At the Super Sprint Race Weekend, in Runaway Bay, Queensland, we caught up with a driving force of triathlon in the town of Orange, New South Wales. Philip Tudor, President of the Orange Cycle and Triathlon Club.
Orange is rich in the history of triathlon and it’s the stage for the 2019 Triathlon NSW Club Championships.
The town community embraces triathlon and while the sport is known as an individual sport, the club environment is anything but. It encompasses a friendly and welcoming feel and offers sessions, programs and races for all ages and abilities.
Read on to learn more about the triathlon scene in Orange, New South Wales, what inspired Philip Tudor into the sport and how much emphasis the club places on pathway programs for junior triathletes.
“We are up for a week’s holiday with the family and here to watch the races. It’s the first time here at Runaway Bay for my son Thomas.”
How much value do you put on junior development and pathways to success?
“It’s really important. As this is Tom’s choice of sport, the pathway is fantastic. We get a lot of education as a parent. As we go to different levels, we meet a lot of different coaches and explaining fantastic stuff to us about how the pathway works and how the kids are progressing.”
How do weekends such as the Super Sprint Race Weekend promote comradery and help with development for the juniors?
Weekends like this, as athletes as they develop the comradery. From a kids point of view, weekends like these are fantastic and as a parent, we run into people all the time now that we meet through the sport and we always catch up. “
How motivated is your son in the sport?
“Tom loves it. He plays other sport in the winter but at the moment, he loves triathlon.”

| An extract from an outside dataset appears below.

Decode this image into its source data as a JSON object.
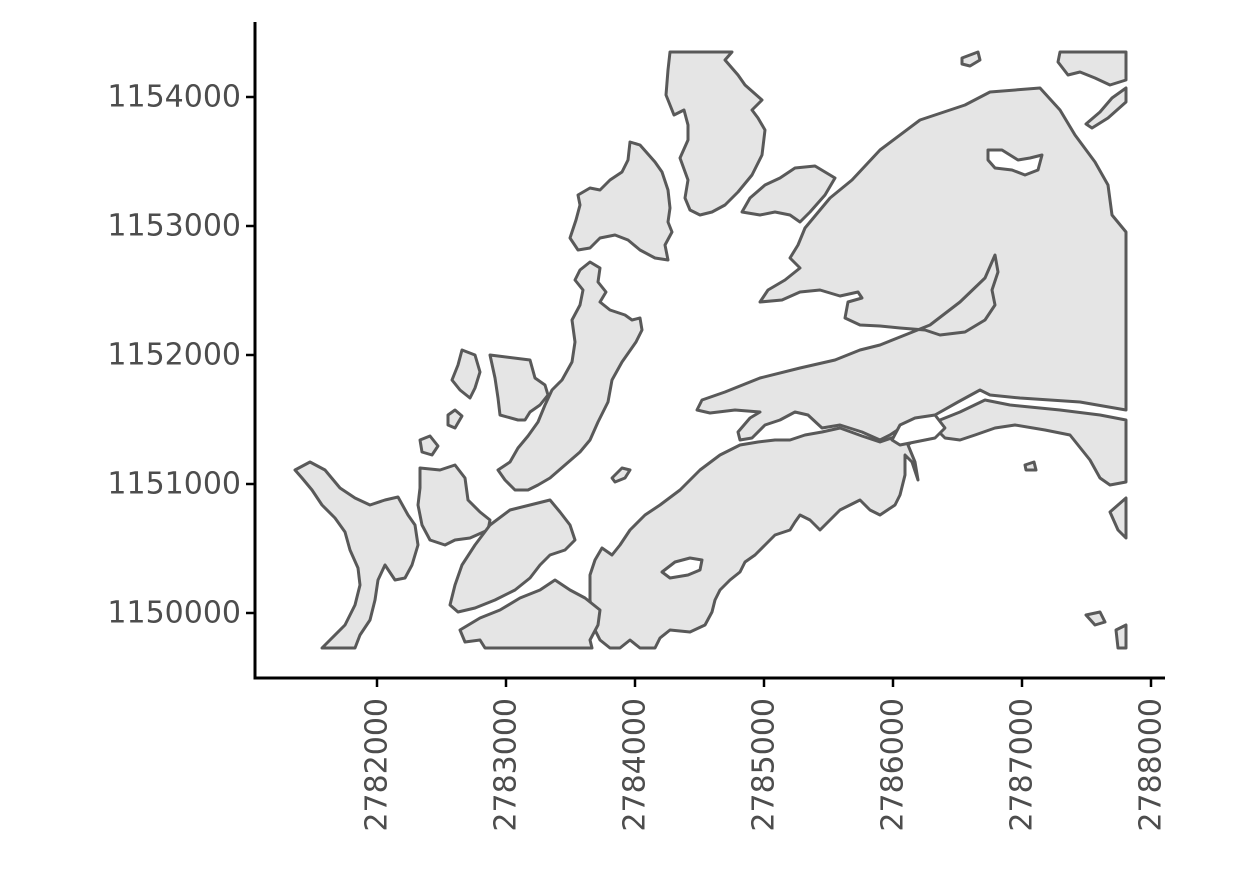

What inspired you into triathlon?
“Being a fat dad at 35-years-of-age. I was always a runner as a kid. Had a bike. Ran. Limited swimming. I grew up in Dubbo and we had some triathlons and back then it was always Olympic distance and that’s all there was on offer. They had a couple of triathlons in Dubbo and I always say on the sides and thought to myself that one day I would love to do that but just never got motivated and always thought it was too far and too much training.
“We ended up in Mudgee and started out in triathlon there and then moved to Orange, which has always been a fantastic sporting town with the sport of triathlon and picked it up there. I have now been in the sport for close to 15-years now.”
Orange is known for having a strong community which embraces triathlon, what’s it like?
“We’ve got some really strong families at the moment and over the years it’s been the same. We treat it as a family based sport so we race for 5-year-olds to 70-year-olds. All different distances, all different times. We have some serious races but a lot of the races are looped courses so you choose what you want to do. Anyone can choose their distance. That’s how it suits all ages and abilities.”
As President of the Orange Cycle and Triathlon Club, what has triathlon given you?
“The sport has given me our lifestyle with our family. It takes us everywhere. I have been over to Canada, just up on the Gold Coast for the ITU World Triathlon Grand Final. All our holidays revolve around triathlon.”
Why join a triathlon club?
“Joining a club, well it’s our bread and better, it’s where the pathway starts, especially with our junior base. I can understand adults don’t join clubs but I don’t why they wouldn’t because of the comradery. It is an individual sport but if you can get a squad, it becomes more than that, you’re training with others and it’s fantastic.”